Was ist Ich Ich fühle nichts Wo bin Ich fühle meinen Körper nicht! Wieso kann ich nichts sehen?

Keine Sorge, es geht Ihnen gut. Jetzt sind Sie wieder wach.

Wer sind Sie? Wieso sehe Wieso sehe ich nichts?

Beruhigen Sie sich. Es ist zu Ihrem Schutz. Sie hatten einen Unfall und müssen langsam aufwachen. Aber es geht Ihnen gut. Können Sie sich erinnern, was passiert ist?

Nein Ich Was für ein

Wie heißen Sie?

Wie heißen Sie?

Mein Ich weiß es nicht. Wer sind Sie? Sind Sie Arzt?

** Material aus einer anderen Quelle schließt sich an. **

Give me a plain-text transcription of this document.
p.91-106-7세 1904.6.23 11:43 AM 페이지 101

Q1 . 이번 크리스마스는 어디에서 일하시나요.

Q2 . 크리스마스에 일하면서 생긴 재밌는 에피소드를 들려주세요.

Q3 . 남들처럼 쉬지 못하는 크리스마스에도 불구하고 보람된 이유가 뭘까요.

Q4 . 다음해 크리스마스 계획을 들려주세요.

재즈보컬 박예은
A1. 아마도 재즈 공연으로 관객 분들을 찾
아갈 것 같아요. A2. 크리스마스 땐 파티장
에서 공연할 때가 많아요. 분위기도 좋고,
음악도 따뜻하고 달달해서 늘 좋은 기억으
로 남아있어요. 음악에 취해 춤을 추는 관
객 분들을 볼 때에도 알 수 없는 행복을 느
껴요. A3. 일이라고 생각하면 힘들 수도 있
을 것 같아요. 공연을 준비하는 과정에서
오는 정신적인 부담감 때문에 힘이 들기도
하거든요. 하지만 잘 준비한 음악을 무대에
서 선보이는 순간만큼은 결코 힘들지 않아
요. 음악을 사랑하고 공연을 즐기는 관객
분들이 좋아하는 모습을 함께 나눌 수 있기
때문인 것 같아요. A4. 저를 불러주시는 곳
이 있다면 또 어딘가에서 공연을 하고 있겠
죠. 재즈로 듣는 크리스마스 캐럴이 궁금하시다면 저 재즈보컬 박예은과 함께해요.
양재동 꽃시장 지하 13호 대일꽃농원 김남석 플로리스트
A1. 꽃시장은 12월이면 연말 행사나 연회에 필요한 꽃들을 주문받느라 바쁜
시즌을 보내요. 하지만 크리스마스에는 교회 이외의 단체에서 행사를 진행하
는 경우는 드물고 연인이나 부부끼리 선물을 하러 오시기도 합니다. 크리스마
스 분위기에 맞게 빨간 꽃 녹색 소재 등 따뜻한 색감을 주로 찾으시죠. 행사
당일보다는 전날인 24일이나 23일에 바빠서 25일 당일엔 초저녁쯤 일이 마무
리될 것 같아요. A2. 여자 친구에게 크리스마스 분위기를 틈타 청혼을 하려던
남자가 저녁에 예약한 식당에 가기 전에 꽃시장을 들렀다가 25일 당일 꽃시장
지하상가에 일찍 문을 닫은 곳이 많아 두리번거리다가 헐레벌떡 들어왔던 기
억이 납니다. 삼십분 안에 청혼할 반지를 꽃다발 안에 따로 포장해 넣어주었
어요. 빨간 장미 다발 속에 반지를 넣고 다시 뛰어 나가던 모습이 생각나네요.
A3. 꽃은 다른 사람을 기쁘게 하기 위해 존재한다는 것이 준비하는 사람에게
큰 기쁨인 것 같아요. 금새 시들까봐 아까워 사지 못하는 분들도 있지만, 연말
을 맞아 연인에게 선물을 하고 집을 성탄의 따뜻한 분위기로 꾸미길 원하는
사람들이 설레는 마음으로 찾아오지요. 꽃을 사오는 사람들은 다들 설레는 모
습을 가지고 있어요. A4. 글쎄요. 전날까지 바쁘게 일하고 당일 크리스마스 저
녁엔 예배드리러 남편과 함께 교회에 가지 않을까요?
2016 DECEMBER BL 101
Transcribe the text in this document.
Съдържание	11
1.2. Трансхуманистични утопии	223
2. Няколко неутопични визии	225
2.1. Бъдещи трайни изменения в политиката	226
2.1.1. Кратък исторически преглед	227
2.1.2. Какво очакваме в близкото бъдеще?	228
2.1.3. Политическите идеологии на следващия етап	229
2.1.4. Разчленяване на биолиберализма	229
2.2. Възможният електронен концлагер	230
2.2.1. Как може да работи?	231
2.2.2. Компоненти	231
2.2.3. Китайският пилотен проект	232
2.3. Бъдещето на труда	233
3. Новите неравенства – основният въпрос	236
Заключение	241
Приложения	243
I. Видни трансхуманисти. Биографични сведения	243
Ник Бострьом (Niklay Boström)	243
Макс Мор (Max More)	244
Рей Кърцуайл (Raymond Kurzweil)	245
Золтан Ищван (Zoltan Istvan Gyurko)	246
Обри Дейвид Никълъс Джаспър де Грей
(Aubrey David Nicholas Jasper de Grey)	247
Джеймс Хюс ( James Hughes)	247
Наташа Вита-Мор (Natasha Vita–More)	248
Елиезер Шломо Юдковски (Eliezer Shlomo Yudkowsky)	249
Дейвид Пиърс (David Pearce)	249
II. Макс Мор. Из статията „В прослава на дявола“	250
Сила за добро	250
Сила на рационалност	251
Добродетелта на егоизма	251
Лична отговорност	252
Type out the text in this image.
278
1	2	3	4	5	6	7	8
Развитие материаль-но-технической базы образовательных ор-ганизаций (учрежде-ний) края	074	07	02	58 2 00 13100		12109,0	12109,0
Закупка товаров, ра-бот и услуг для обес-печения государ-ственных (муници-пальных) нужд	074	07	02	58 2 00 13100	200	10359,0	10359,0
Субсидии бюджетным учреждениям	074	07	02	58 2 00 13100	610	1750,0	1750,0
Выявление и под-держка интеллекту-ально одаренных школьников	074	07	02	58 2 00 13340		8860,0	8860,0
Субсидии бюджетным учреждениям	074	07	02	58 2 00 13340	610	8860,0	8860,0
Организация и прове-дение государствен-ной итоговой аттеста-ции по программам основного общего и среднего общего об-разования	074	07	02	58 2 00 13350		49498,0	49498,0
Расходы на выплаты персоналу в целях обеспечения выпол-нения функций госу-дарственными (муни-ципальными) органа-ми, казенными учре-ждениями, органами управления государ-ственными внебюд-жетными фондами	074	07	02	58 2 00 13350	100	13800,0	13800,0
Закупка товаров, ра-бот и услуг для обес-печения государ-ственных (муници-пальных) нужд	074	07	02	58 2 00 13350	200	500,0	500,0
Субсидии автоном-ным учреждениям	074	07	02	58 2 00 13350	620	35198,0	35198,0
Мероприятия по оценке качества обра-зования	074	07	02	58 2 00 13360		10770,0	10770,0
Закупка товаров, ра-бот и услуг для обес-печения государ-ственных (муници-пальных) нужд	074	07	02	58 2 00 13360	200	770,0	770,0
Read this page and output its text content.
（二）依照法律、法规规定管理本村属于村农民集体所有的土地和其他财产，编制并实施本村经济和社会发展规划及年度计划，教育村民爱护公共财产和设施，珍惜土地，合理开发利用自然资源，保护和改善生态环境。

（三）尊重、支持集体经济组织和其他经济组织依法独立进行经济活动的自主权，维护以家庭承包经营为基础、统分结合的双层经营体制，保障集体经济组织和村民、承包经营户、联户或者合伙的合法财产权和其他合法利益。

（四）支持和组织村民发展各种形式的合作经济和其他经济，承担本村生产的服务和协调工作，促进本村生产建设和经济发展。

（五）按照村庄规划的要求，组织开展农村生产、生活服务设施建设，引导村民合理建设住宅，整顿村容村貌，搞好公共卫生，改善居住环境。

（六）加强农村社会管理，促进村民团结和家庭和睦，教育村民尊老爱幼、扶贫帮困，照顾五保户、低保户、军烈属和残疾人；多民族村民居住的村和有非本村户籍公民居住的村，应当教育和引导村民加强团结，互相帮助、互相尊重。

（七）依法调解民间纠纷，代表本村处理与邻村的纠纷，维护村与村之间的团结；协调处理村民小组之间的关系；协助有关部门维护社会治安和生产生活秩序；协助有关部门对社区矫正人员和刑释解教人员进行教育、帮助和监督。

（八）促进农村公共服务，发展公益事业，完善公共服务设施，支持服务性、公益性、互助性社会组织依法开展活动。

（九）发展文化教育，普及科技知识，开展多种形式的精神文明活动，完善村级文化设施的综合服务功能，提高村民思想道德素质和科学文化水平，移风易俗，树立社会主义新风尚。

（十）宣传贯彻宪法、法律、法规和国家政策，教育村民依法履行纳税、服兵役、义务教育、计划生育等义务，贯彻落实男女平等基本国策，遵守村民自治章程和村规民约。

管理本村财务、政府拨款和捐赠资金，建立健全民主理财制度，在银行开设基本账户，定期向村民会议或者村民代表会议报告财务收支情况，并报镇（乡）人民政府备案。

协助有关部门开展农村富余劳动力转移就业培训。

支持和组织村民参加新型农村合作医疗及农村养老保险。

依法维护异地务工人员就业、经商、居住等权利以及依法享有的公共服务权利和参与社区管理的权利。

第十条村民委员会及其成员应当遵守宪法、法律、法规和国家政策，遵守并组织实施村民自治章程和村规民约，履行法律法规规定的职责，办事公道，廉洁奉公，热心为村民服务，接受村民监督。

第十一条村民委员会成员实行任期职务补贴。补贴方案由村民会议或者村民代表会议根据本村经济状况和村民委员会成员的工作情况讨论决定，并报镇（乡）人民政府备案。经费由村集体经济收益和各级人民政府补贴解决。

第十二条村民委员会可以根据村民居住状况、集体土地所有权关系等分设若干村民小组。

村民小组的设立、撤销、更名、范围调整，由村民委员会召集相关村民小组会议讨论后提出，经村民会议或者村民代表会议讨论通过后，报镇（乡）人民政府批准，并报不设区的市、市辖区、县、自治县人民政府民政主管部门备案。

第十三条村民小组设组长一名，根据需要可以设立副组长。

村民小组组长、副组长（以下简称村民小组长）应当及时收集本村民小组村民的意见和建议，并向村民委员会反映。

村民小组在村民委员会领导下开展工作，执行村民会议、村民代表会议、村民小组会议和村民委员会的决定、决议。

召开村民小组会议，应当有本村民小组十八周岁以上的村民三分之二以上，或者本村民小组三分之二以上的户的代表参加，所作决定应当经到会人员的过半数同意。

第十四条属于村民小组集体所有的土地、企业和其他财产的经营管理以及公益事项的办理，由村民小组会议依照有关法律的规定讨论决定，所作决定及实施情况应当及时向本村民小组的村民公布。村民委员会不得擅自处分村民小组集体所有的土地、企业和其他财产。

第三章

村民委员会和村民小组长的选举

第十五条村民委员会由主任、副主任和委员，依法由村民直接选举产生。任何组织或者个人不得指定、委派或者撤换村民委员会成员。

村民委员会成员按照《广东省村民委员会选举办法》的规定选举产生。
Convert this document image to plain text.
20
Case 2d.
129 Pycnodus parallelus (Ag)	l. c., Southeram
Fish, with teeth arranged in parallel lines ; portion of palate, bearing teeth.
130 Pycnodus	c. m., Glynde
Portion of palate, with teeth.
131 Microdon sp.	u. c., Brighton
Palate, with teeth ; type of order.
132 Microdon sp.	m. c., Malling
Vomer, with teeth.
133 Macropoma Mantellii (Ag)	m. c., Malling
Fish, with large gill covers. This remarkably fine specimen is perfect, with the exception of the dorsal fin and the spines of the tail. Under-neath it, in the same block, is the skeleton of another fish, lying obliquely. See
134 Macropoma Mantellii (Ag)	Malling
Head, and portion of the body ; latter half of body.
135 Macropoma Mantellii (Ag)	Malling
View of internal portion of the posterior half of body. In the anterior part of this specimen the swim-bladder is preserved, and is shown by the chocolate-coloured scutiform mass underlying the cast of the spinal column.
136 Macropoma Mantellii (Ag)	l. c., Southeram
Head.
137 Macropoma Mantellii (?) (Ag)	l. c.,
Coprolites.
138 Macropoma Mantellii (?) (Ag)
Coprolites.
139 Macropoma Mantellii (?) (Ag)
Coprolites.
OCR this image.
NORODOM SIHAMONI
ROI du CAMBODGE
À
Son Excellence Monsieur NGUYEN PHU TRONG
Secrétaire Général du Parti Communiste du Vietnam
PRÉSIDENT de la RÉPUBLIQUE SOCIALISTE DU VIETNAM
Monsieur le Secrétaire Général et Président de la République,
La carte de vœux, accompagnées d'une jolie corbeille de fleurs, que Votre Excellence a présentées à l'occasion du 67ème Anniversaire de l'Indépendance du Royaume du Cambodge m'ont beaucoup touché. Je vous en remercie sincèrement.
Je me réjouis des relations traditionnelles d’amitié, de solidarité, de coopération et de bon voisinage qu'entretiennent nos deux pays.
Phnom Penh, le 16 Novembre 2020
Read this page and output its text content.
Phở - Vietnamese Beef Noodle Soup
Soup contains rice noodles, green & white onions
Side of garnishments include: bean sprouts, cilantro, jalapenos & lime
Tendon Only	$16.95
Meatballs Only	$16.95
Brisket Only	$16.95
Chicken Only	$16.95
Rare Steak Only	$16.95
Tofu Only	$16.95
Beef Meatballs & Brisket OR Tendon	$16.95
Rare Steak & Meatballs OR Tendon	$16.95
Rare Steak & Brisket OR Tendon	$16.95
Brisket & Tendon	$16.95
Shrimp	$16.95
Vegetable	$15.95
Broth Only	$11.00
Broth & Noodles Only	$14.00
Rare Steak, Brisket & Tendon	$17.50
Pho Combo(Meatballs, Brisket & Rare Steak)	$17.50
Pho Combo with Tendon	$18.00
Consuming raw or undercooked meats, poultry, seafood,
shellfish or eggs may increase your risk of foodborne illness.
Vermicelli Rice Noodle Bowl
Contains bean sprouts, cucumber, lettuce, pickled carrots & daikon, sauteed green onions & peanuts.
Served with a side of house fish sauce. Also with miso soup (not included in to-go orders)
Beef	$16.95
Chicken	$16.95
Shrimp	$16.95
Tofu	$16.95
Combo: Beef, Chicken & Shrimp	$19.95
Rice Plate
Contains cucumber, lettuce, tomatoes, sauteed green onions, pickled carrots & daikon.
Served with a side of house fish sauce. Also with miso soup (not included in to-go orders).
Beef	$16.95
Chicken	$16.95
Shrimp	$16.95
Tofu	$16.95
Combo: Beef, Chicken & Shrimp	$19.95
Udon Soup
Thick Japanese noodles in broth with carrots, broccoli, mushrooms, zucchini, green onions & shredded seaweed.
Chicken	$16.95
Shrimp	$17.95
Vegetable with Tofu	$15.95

Ich bin eine KI. Ich helfe Ihnen, aufzuwachen.

Aber bin ich verletzt? Was war das Was für ein Unfall?

Es geht Ihnen gut. Ich helfe Ihnen, sich zu erinnern. Das ist im Moment das Wichtigste.

Was ist denn passiert?

Ihr Name ist William. Erinnern Sie sich an Ihren Nachnamen?

William Ja. Nein.

Ihr Name ist William Gomes. Sie sind in São Paulo geboren. Erinnern Sie sich an Ihre Eltern?

Nein. Oder

Die Namen Ihrer Eltern sind Olivia und Walter.

Olivia und Walter. Ja genau. Ja Ja ich erinnere mich an meine Mutter.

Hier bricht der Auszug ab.